In late 2024, Nga reportedly told parliament that the proposed amendments would include:
• A review of the roles and empowerment of JMBs and MCs;
• Addressing overlapping provisions between SMA 2013 and other laws; and
• Clarifying the roles and enforcement powers of the Commissioner of Buildings (COB).
All necessary. All overdue. The question remains: How much longer?
Why SMA 2013 matters and why it is not enough
By way of background, SMA 2013 technically replaced the Building and Common Property (Maintenance and Management) Act 2007 (Act 663). It was enacted in 2013, but only came into force in June 2015. SMA 2013’s scope is broad. It regulates, among others:
• Management of stratified buildings before and after strata titles are issued;
• Powers and duties of JMBs, MCs and subsidiary MCs;
• Collection of maintenance charges and sinking funds;
• Conducting of annual and extraordinary general meetings (AGMs/EGMs), voting, by-laws and enforcement;
• Dispute resolution via the Strata Management Tribunal; and
• Oversight by the COB.
In short, SMA 2013 was intended to unify and professionalise strata management, replacing a fragmented legal regime. It introduced improvements such as allowing action to be taken against both landlords and tenants, and streamlining the issuance of strata titles.
Yet, even when it came into force in 2015, industry practitioners could already identify glaring gaps. The Act was behind the curve, struggling to cope with increasingly complex strata schemes and popular mixed-use developments.
Complicating matters further, SMA 2013 does not operate in isolation. It is deeply intertwined with laws governing planning approvals, building regulations, sales, construction, subdivision and strata titling. Overlapping provisions and enforcement misalignment are likely key reasons why amendments have stalled, but that cannot excuse prolonged inaction.
The onus lies squarely with the Ministry of Housing and Local Government to carry the process through.

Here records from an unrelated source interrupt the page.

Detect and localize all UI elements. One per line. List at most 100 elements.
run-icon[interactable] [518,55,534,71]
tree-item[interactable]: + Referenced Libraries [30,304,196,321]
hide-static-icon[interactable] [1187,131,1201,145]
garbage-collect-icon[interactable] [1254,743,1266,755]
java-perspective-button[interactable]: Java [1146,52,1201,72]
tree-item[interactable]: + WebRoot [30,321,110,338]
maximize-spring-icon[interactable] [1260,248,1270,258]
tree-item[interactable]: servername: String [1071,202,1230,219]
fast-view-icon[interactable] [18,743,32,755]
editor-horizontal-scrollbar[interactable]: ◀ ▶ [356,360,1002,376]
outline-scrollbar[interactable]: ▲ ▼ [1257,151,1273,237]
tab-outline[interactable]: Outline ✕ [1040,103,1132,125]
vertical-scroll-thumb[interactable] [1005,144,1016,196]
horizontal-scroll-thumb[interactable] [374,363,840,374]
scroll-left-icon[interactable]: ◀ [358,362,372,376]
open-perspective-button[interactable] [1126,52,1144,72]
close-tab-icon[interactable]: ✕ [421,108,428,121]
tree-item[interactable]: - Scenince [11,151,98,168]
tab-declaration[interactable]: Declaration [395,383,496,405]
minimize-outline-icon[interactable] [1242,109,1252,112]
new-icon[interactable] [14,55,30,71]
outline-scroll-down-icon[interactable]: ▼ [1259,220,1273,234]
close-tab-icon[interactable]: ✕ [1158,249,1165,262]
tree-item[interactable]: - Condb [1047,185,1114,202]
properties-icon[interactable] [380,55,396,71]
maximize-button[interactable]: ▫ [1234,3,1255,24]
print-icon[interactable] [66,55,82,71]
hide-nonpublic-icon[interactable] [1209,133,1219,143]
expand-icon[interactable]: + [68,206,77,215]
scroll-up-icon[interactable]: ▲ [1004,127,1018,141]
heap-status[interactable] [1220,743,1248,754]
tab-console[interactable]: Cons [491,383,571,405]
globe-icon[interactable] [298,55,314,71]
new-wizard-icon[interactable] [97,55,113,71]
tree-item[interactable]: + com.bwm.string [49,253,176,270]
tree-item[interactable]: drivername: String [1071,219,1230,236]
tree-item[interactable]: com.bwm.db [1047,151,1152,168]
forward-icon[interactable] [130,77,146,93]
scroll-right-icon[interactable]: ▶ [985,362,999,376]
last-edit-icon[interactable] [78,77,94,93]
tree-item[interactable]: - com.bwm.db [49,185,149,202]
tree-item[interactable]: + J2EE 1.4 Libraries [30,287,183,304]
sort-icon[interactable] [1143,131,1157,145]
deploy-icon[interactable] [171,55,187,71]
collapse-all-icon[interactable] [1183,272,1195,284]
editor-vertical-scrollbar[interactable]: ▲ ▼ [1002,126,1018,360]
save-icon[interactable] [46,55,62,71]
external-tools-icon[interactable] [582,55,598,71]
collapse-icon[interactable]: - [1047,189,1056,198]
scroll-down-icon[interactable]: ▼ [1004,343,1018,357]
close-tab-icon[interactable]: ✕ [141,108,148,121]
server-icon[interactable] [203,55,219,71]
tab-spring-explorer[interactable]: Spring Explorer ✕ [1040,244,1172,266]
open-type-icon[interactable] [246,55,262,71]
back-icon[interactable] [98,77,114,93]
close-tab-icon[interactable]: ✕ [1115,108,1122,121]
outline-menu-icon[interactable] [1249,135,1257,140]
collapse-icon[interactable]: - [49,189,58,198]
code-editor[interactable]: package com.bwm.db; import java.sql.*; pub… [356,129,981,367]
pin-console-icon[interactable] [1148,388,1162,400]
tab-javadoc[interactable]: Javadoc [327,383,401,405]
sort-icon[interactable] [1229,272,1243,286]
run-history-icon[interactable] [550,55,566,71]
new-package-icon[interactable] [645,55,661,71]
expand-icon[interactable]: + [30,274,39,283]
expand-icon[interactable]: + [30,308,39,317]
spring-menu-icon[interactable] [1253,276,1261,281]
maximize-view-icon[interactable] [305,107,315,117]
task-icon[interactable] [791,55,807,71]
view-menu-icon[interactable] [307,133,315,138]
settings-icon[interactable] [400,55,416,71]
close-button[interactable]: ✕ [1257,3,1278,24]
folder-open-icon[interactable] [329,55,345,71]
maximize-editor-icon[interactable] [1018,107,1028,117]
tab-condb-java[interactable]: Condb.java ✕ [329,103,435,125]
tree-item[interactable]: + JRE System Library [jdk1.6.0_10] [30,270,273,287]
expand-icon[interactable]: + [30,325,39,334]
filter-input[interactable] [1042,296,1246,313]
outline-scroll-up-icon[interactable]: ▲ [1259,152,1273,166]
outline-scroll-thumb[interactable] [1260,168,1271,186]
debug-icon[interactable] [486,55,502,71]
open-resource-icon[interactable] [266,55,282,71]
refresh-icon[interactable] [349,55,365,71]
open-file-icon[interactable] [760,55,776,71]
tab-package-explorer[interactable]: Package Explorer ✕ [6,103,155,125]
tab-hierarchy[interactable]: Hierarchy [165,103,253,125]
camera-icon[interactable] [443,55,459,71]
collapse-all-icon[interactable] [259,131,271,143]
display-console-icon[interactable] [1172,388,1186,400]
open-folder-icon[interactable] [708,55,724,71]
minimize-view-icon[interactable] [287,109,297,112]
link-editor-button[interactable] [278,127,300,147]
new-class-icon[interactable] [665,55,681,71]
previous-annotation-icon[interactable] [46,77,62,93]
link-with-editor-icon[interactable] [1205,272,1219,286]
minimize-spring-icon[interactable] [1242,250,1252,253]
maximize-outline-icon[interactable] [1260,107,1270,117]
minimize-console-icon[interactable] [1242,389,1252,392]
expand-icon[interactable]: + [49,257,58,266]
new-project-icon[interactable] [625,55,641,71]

The cost of delay: Conflicting decisions, growing disputes
An under-equipped SMA 2013 has real consequences. As strata schemes proliferate, management knowledge has not kept pace, resulting in disputes, disharmony and more cases landing in court to fill gaps that should have been resolved legislatively.
In November last year, the Federal Court unanimously dismissed an application by the MC of Phileo Damansara 1 to impose different maintenance rates, affirming earlier High Court and Court of Appeal rulings. Yet just last month, the High Court ruled that a JMB may impose different maintenance charges in a mixed-use development such as Icon City in Petaling Jaya, based on exclusive use of certain identified common property.
What the SMA 2013 review must deliver
To be meaningful, the review of SMA 2013 must be comprehensive and industry-informed. At a minimum, it must:
• Clarify and modernise definitions, particularly for mixed-use developments;
• Identify and create limited common property prior to the incorporation of the MC or earlier — before the project is sold, just as in the case of share unit allocation;
• Review share unit allocation formulas and weightage systems that directly affect maintenance charges and sinking funds;
• Legitimise and regulate online and hybrid AGMs/EGMs, with proper safeguards;
• Reduce disputes by providing clear resolution pathways when by-laws are contested;
• Enhance the jurisdiction and effectiveness of the Strata Management Tribunal; and
• Clearly define maintenance responsibilities and usage rights for shared and limited common property.
Fix it — and fast
Malaysia’s Strata Management Act 2013 needs fixing and fast. The law lags the market, placing immense strain on owners, managers and the courts alike.
The question now is whether Nga will be the minister who finally sees the amendments through.
For the millions of Malaysians living in strata-titled properties, the answer cannot come soon enough. That’s the Real Deal!